By Rob Redmond - February 28, 2009 / http://www.24fightingchickens.com
Being humiliated does not improve you as a person. The experience of humiliation is negative, and while it may serve to provide motivation, it is motivation through fear. Champions do not become champions because they are afraid of being humiliated. They become champions because they have native ability, they practice in an unreasonably obsessive fashion that provides them with feedback, and they believe that they are entitled to win. World champions are not born through humiliation, so why would you seek out humiliation as an experience or believe that it helps you improve?
The belief that humiliation is a positive experience is a rationalization. A rationalization is any attempt by a person to justify a choice by creating an illogical excuse to continue.
Examples of rationalizations are rampant:
- The Dojo Kun does no harm, so let’s use it.
- I probably couldn’t find a job elsewhere, so I’ll just stay here and suffer.
- No one else would love me, so I will not leave my abuser.
- I don’t trust government, the government doesn’t like heroine, so heroin must be good for you.

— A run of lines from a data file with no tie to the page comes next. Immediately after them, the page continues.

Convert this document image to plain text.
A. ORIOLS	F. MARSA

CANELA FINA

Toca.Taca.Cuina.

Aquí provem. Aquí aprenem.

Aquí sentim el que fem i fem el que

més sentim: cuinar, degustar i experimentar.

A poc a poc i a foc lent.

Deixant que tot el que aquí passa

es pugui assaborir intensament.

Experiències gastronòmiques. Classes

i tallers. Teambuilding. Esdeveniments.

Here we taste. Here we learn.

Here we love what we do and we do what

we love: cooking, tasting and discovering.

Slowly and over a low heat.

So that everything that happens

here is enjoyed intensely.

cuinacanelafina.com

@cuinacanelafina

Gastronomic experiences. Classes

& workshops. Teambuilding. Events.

Rationalization is a powerful human function that we all engage in regularly. It is a combination of denial, the willful refusal to acknowledge obvious and observable facts and evidence, and justification. Just because something does no harm does not mean that it is productive to use. You don’t know what would happen if you searched for new employment. Assuming others will never love you is no reason to remain in a relationship where there is no love and you are in danger. The government is never justification for anything other than ensuring accurate reporting of taxes.